How To Address The Cybersecurity Threats In Your Own System
Cybersecurity strategies are often based on shoring up big systems, which Remedio's CEO, Tal Kollender, compares to locking the front door. But the back door—risks from different systems on top of systems, AI platforms and customizations, and vibe-coded tools—is often wide open. Many companies are unaware of these risks, and their teams’ responsibilities are too distributed to notice.
I spoke to Kollender—a former hacker who is familiar with finding unrealized weaknesses—about how CISOs can identify these vulnerabilities and make their enterprise security stronger. This conversation has been edited for length, clarity and continuity.
Where do you see the biggest cybersecurity vulnerabilities and threats?
Kollender: About 90% of all cybersecurity attacks, once they get in, abuse something called misconfiguration. Misconfiguration can be any kind of default setting or human error or whatnot, but it helps them move laterally.
What we see recently is that people, when they write their own AI agents, don’t think about security first. They think about: Let’s be more efficient. Let’s make sure that this and that works. And they don’t really pay attention. Close to 90% of all organizations adapt AI in one way or another, and they all say, ‘We have our own limitations. No, you don’t have your own limitations if you’re only trying to close [security] on the network level.
AI agents today are so sophisticated because they can create their own code and be malicious without you knowing. You cannot really protect it, and when you find it, it’s already too late.
From the enterprise level, what can a company do to protect against some of these threats?
It is 100% being proactive: not only seeing the risk, but also addressing the risk.
So many vendors say, ‘We have AI just to say we have AI because that’s the new trend.’ We understand it, but we want to stop the AI threat. And it’s not recklessness on purpose. You install OpenClaw or Claude Code and you manage to do pretty much anything, and you don’t understand that the basic configurations when you install it on your device are risky enough that it can go wrong no matter what you do.
It’s not only misconfiguration, but also the remediation on top of that because you need to shrink the attack surface without someone else coming, and it’ll be already too late.
The approach of proactive, autonomous or even auto remediation is something that helps so many customers. They switch a little bit to be in a better position. The security team, along with the infrastructure and the networking teams all need to be one unit and not saying, ‘No, I’m not doing remediation. Let me take you to the other team who is [working] on the remediation.’ They need to have the same agenda to help your organization protect against the next threat act.

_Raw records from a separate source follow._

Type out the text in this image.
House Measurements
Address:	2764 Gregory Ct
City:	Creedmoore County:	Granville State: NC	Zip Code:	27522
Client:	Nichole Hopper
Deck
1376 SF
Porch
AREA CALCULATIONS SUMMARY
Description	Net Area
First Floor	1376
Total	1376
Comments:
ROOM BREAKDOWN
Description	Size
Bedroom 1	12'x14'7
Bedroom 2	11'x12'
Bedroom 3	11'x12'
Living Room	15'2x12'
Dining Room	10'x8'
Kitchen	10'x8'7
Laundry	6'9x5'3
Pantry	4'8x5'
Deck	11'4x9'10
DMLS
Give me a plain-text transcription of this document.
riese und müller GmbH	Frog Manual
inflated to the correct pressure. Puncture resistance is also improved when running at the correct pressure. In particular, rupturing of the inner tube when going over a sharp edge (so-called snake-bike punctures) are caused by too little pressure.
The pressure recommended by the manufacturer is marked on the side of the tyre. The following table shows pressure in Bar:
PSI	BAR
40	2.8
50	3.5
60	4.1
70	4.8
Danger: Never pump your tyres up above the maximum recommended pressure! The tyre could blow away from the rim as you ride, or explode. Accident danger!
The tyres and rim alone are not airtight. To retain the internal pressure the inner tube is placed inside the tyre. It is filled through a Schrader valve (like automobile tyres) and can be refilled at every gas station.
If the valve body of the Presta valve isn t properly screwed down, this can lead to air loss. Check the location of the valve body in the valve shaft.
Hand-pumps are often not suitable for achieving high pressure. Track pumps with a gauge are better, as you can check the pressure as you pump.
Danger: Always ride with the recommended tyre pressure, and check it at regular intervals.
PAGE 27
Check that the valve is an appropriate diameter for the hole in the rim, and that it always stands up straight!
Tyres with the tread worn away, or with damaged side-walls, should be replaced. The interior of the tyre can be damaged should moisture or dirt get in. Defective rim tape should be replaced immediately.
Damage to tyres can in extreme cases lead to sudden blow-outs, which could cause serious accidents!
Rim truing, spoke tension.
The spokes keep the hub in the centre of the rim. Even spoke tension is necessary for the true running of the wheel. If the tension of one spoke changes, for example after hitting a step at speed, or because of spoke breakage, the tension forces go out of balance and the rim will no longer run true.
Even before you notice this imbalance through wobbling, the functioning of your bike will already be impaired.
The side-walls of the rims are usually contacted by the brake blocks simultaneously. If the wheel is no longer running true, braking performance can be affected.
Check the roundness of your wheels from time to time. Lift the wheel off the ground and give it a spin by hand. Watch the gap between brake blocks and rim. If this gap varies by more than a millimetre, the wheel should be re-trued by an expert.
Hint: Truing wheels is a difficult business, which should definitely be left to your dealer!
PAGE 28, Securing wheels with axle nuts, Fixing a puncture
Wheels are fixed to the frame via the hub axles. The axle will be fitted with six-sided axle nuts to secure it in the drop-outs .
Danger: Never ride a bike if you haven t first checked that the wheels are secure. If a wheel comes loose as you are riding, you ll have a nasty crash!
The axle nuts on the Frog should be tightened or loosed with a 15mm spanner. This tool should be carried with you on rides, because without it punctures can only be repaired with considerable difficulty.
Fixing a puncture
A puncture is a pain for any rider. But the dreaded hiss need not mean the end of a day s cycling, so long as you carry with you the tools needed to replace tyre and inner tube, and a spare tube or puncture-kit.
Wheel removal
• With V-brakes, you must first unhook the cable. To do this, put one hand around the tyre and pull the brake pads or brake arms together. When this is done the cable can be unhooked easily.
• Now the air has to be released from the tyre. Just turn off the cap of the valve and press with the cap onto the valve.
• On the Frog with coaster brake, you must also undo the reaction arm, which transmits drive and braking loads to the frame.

What advice would you give to a CISO looking at this landscape and wanting to secure their enterprise?
You have enough visibility tools, you have enough things that will tell you what is wrong, but you don’t have enough actionability. And today, when you see things, you send it to another team to fix it. Usually you don’t get results after that because it’s hard. It’s a lot of manual efforts: processes, scripting, and people are afraid to break stuff. They need to have a proactive approach, and instead of only getting to see alerts, fixing them and working together at the one unit.